Sleep disturbance or nightmares have also been reported but these occur less frequently with water-soluble beta-blockers (e.g. atenolol) because they are less likely to cross the blood-brain barrier.
The combination of a beta-blocker and verapamil should not be prescribed because bradycardia, severe hypotension and heart failure can occur.
Caution is needed with other CCBs, such as diltiazem and nifedipine, due to severe hypotensive effects. Dose and titration vary depending on the beta-blocker and titration must be done gradually like other antihypertensive treatments.

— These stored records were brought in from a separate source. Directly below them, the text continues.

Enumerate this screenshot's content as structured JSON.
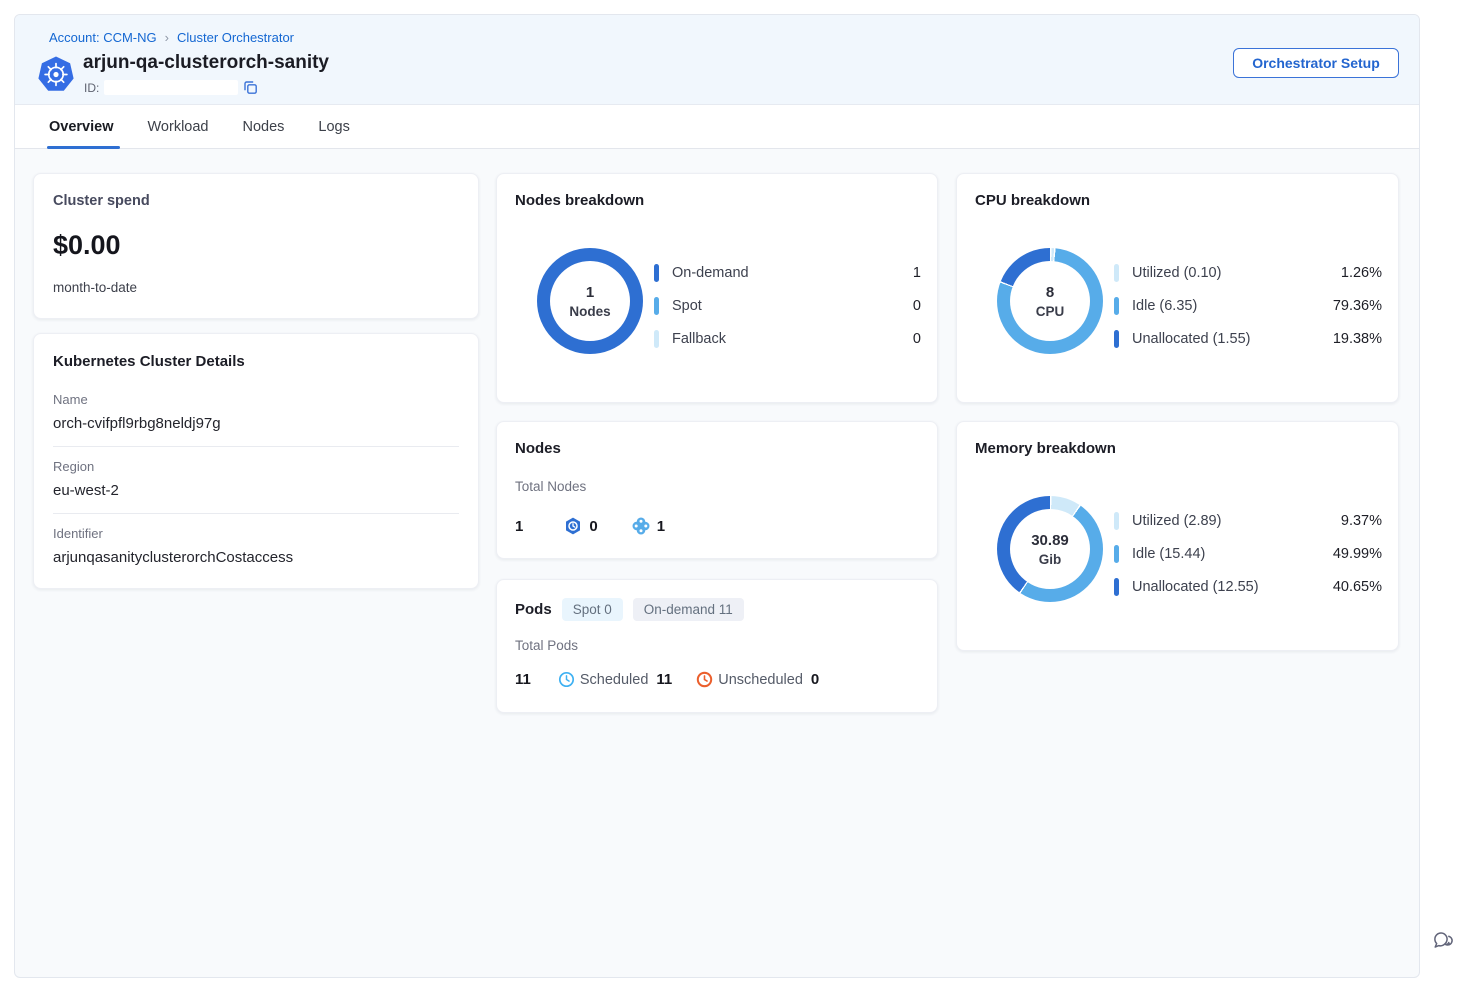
{
  "breadcrumb": {
    "separator": "›",
    "items": [
      {
        "label": "Account: CCM-NG"
      },
      {
        "label": "Cluster Orchestrator"
      }
    ]
  },
  "header": {
    "title": "arjun-qa-clusterorch-sanity",
    "id_label": "ID:",
    "id_value": "",
    "setup_button_label": "Orchestrator Setup"
  },
  "tabs": [
    {
      "label": "Overview",
      "active": true
    },
    {
      "label": "Workload",
      "active": false
    },
    {
      "label": "Nodes",
      "active": false
    },
    {
      "label": "Logs",
      "active": false
    }
  ],
  "cards": {
    "cluster_spend": {
      "title": "Cluster spend",
      "amount": "$0.00",
      "period": "month-to-date"
    },
    "cluster_details": {
      "title": "Kubernetes Cluster Details",
      "fields": [
        {
          "label": "Name",
          "value": "orch-cvifpfl9rbg8neldj97g"
        },
        {
          "label": "Region",
          "value": "eu-west-2"
        },
        {
          "label": "Identifier",
          "value": "arjunqasanityclusterorchCostaccess"
        }
      ]
    },
    "nodes": {
      "title": "Nodes",
      "total_label": "Total Nodes",
      "total_value": "1",
      "spot_value": "0",
      "on_demand_value": "1"
    },
    "pods": {
      "title": "Pods",
      "spot_badge": "Spot 0",
      "on_demand_badge": "On-demand 11",
      "total_label": "Total Pods",
      "total_value": "11",
      "scheduled_label": "Scheduled",
      "scheduled_value": "11",
      "unscheduled_label": "Unscheduled",
      "unscheduled_value": "0"
    }
  },
  "colors": {
    "accent_blue": "#2365cf",
    "dark_blue": "#2e6fd2",
    "mid_blue": "#57ace9",
    "light_blue": "#cfe9f9",
    "scheduled_blue": "#3fb1f2",
    "unscheduled_orange": "#eb5f2c"
  },
  "chart_data": [
    {
      "type": "pie",
      "title": "Nodes breakdown",
      "center_value": "1",
      "center_label": "Nodes",
      "legend_position": "right",
      "series": [
        {
          "name": "On-demand",
          "value": 1,
          "display": "1",
          "color": "#2e6fd2"
        },
        {
          "name": "Spot",
          "value": 0,
          "display": "0",
          "color": "#57ace9"
        },
        {
          "name": "Fallback",
          "value": 0,
          "display": "0",
          "color": "#cfe9f9"
        }
      ]
    },
    {
      "type": "pie",
      "title": "CPU breakdown",
      "center_value": "8",
      "center_label": "CPU",
      "legend_position": "right",
      "series": [
        {
          "name": "Utilized (0.10)",
          "value": 1.26,
          "display": "1.26%",
          "color": "#cfe9f9"
        },
        {
          "name": "Idle (6.35)",
          "value": 79.36,
          "display": "79.36%",
          "color": "#57ace9"
        },
        {
          "name": "Unallocated (1.55)",
          "value": 19.38,
          "display": "19.38%",
          "color": "#2e6fd2"
        }
      ]
    },
    {
      "type": "pie",
      "title": "Memory breakdown",
      "center_value": "30.89",
      "center_label": "Gib",
      "legend_position": "right",
      "series": [
        {
          "name": "Utilized (2.89)",
          "value": 9.37,
          "display": "9.37%",
          "color": "#cfe9f9"
        },
        {
          "name": "Idle (15.44)",
          "value": 49.99,
          "display": "49.99%",
          "color": "#57ace9"
        },
        {
          "name": "Unallocated (12.55)",
          "value": 40.65,
          "display": "40.65%",
          "color": "#2e6fd2"
        }
      ]
    }
  ]
}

Once-a-day doxazosin and terazosin are recommended for use in hypertension but not for people with postural hypotension and those with benign prostatic hypertrophy. Caution is needed in patients with Raynaud’s phenomenon.
Adverse effects depend on the alpha-blocker prescribed but enhanced hypotensive effects are seen with other medicines used to treat hypertension in addition to medicines such as anxiolytics and hypnotics. NSAIDs taken with alpha-blockers antagonise the hypotensive effects.
For non-modified-release alpha-blockers doses should be titrated, with the first dose taken in the evening as symptoms of hypotension may occur. If tolerated, the patient should take the first dose in the morning and then be reviewed after at least four weeks of treatment, unless it is necessary to reduce blood pressure more urgently.
Spironolactone is not currently licensed for the treatment of hypertension, but doctors can prescribe it off-label. The drug is used as adjunctive therapy for resistant hypertension prescribed at a low dose of 25mg once a day, taken with food, where the blood potassium level is 4.5mmol/L or lower.